Maybe you can't tell but that spider is like AFRICA HUGE.
 
 
 
And then I would go for a little swing...
 
The sand was super soft and squishy, which made for all kinds of soreness in my calves the next day.
 
Look at this cute little lonely manta I saw from the beach:

 

 

The first day, I ended up at some rocks that would have had to be climbed over and through and wouldn't you know it but just when it was time to run over and through them a man who was collecting bottles and cans appeared and went in there and so I didn't feel safe. Instead I ran up to the road to go around, but I was barefoot and so ouch! I ran to a hotel entrance but they WOULDNT LET ME IN because it was private. And so I ended up running for about a mile on the narrow ouchie road for no reason.
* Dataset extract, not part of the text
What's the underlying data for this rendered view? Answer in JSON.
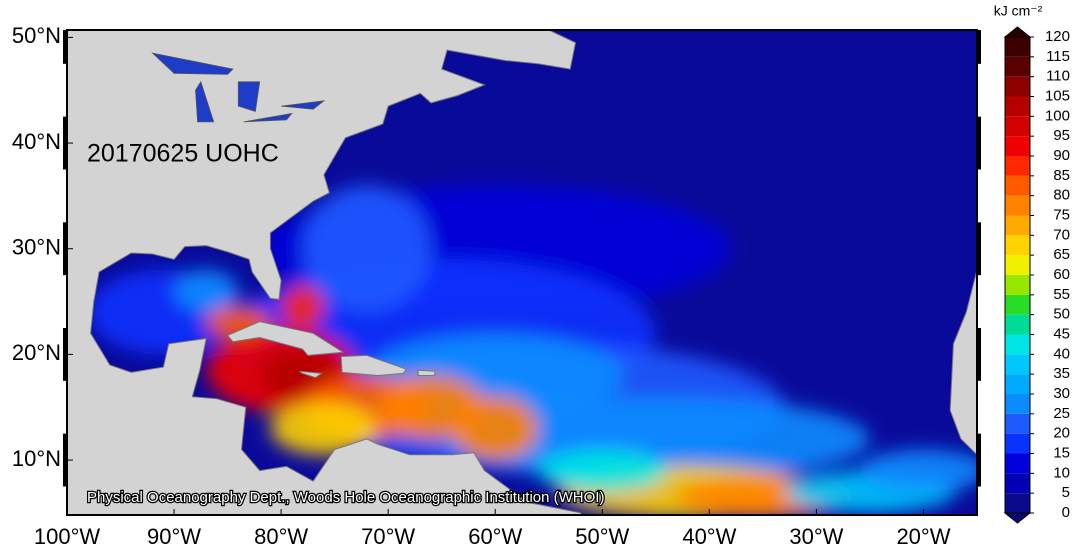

And then I wanted to climb through those rocks to show that dumb hotel who was boss but I was too scared of the man. And so I didn't. I went for a swim instead. A wonderful refreshing swim in the shade before the sun came out. After that it was only 9am and so I went back to my room for a shower and then out for breakfast and then was back to my room by 2pm.

 

And then I slept for 15 hours.

 

I did that two days in a row. Lived my whole day from 5am to 2pm and then slept until the next morning. It was so delicious.